Sénégal : La CAOPA et ses partenaires disent NON à une aquaculture utilisant du poisson frais pour faire de la farine et de l’huile

Les rideaux sont tombés à l’atelier de la Confédération Africaine des Organisations Professionnelles de la Pêche Artisanale (CAOPA) sous le thème : “Pour une aquaculture artisanale et durable complémentaire à la pêche artisanale africaine”. Tenu du 26 au 27 octobre 2022 à Saly Portudal, l’évènement a eu pour objectif d’échanger sur le développement d’une aquaculture artisanale durable, complémentaire à la pêche artisanale en Afrique.

Il a réuni une quarantaine d’experts, chercheurs, des représentants d’ONG, de gouvernements, d’organisations régionales et sous régionales, des professionnels de la pêche et de l’aquaculture artisanales, des partenaires, etc.

Salle de séminaire

 L’atelier a été organisé en mode hybride (présentiel et virtuel). L’activité a été ponctuée par des discours, des présentations power point, de partages d’expériences, des travaux en groupe, et des restitutions en plénière.

Quid du contexte ?

Le poisson, notamment les petits pélagiques jouent un rôle clé dans l’alimentation humaine, la création d’emplois, l’économie, etc. Mais l’accès à cette ressource est devenu de plus en plus préoccupant, tant pour les pêcheurs artisans que pour les consommateurs.

De nos jours, la raréfaction de la ressource se ressent au niveau du panier de la ménagère et des sites de débarquement et de transformation.

Problème !

La floraison des usines de production de farine qui utilisent le poisson frais comme matière première, notamment la sardinelle, fragilise la sécurité alimentaire des populations africaines les plus démunies.
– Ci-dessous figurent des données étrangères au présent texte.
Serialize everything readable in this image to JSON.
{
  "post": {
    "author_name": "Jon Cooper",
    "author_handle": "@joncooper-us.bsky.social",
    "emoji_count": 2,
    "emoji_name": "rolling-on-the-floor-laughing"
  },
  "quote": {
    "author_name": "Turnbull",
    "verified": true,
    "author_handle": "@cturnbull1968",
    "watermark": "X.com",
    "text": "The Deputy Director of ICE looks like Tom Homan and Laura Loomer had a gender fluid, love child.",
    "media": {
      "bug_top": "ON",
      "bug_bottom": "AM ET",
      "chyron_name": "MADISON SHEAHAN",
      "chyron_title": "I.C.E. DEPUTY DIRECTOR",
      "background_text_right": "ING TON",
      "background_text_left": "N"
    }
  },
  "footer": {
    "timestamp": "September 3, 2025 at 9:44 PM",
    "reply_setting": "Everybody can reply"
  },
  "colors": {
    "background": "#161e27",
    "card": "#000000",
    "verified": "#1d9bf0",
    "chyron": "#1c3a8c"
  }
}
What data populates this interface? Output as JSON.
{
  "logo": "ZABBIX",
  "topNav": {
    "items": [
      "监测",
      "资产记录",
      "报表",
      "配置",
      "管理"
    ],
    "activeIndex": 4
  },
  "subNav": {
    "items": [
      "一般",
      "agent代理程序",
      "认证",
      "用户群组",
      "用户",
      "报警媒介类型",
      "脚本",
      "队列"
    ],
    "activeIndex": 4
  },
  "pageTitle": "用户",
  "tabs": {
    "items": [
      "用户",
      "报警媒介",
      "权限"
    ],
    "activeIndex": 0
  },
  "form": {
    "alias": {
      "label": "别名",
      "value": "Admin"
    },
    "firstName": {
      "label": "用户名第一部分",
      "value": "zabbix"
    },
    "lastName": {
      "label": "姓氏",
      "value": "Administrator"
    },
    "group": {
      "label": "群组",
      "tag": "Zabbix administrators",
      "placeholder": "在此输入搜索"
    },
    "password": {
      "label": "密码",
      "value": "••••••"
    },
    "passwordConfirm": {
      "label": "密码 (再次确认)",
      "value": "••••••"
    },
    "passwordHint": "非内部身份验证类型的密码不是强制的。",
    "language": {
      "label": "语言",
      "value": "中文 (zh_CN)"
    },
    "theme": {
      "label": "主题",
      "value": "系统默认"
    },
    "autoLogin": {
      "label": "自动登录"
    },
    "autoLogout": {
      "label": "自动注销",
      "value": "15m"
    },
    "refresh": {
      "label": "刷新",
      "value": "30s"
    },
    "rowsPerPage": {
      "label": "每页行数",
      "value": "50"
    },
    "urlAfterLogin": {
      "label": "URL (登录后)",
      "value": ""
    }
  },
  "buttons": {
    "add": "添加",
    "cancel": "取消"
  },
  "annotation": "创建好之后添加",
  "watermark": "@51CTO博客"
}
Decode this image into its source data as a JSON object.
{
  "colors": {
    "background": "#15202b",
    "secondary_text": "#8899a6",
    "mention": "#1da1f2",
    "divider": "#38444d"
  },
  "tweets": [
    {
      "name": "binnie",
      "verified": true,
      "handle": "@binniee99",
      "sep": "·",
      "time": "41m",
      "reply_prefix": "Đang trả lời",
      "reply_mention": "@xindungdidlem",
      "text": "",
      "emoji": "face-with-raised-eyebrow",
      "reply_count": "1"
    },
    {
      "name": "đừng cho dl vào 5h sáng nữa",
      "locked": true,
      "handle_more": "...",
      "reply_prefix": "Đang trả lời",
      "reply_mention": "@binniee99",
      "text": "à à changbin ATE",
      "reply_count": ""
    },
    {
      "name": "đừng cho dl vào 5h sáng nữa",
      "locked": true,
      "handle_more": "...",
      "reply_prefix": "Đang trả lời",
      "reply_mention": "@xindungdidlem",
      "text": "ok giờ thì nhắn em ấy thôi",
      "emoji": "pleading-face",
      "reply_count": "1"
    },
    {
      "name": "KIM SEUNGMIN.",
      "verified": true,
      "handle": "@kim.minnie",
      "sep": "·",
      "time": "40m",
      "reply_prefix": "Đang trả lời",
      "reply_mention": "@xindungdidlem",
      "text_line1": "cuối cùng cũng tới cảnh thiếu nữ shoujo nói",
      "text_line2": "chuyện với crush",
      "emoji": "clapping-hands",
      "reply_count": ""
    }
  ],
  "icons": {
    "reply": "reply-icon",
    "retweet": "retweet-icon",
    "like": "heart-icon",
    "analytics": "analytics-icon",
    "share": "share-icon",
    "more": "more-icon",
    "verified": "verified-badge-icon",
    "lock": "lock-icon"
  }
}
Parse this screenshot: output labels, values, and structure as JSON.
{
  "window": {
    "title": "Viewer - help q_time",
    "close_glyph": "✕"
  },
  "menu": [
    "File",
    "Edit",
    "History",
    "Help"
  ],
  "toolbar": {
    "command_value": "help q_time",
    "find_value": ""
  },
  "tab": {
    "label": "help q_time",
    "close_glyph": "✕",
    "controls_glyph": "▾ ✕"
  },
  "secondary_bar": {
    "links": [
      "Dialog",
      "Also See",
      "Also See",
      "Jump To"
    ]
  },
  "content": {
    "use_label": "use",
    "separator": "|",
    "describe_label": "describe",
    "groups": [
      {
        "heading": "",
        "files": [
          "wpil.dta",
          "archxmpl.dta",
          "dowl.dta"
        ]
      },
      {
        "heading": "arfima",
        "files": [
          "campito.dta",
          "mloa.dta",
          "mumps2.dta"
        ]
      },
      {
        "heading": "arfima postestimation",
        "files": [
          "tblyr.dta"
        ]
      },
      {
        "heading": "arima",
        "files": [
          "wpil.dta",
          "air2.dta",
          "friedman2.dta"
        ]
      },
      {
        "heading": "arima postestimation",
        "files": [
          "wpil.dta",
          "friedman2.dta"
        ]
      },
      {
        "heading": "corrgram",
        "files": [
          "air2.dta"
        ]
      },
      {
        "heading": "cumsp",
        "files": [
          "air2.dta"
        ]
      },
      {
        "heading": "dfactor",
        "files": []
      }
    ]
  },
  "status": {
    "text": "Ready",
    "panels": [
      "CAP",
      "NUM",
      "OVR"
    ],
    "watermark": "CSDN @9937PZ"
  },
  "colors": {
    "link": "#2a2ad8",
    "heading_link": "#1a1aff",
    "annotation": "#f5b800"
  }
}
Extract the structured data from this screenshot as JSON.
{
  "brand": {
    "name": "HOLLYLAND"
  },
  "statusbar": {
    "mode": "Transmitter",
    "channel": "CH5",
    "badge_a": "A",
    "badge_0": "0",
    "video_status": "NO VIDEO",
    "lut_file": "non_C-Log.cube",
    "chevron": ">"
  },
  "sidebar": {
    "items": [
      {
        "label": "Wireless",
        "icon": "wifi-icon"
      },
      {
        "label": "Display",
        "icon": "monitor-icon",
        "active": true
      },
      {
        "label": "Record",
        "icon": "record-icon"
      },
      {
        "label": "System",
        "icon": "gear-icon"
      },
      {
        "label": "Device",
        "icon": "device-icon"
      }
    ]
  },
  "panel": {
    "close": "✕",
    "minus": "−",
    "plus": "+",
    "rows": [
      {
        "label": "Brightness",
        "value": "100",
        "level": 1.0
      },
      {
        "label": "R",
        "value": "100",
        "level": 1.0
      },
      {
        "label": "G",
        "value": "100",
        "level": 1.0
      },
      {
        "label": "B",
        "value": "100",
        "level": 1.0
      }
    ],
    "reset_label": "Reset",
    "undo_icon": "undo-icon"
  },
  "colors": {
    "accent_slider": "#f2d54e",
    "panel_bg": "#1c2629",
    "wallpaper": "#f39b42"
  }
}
Le président de la CAOPA a signalé qu’en Afrique de l’Ouest, « ce sont nos sardinelles, en état de surexploitation, qui sont en déperdition, transformées en farine et en huile pour l’exportation, souvent pour nourrir des poissons d’aquaculture en Norvège, en Chine ou en Turquie ».

Gaoussou Gueye souligne que « Nos sardinelles jouent un rôle clé dans l’alimentation humaine, la création d’emplois, et soutient l’économie en Afrique de l’Ouest ».

Gaoussou GUEYE, président CAOPA

Et d’ajouter qu’« il est de plus en plus difficile pour les femmes transformatrices d’avoir accès à cette matière première ».

Partenaire de la CAOPA depuis plusieurs années, le représentant de Pain Pour le Monde dit qu’il est anormal d’utiliser la base alimentaire des Africains pour nourrir l’aquaculture industrielle des pays développés.

Francisco Mari déclare : « (…) Depuis quelques années, les usines de farine et d’huile de poisson sont venues faire la concurrence déloyale aux pêcheurs artisans, surtout aux femmes transformatrices. Elles utilisent les petits pélagiques pour transformer en farine afin de produire des saumons, des crevettes pour le marché européen ».

Selon lui, la Norvège est le plus grand producteur de Saumones en Europe. Aujourd’hui, explique M. Mari, « ils sont en train de voir d’autres condiments nutritifs pour l’élevage des saumons, comme les insectes pour nourrir le poisson. Car pour nous, il n’y a pas de nécessité pour les pays industrialisés d’avoir des poissons à base de l’aquaculture. À notre avis, il faut réduire, voire interdire l’aquaculture à base de la farine de poisson. Ce n’est pas juste que notre aquaculture soit nourrie à base de l’aliment des Africains. Nous mangeons indirectement de la nourriture des Africains par notre aquaculture ».

Francisco Mari, PPM

Francisco assure que c’est pour cette raison qu’ils soutiennent les efforts des gouvernements et des professionnels pour arrêter cette base d’aquaculture.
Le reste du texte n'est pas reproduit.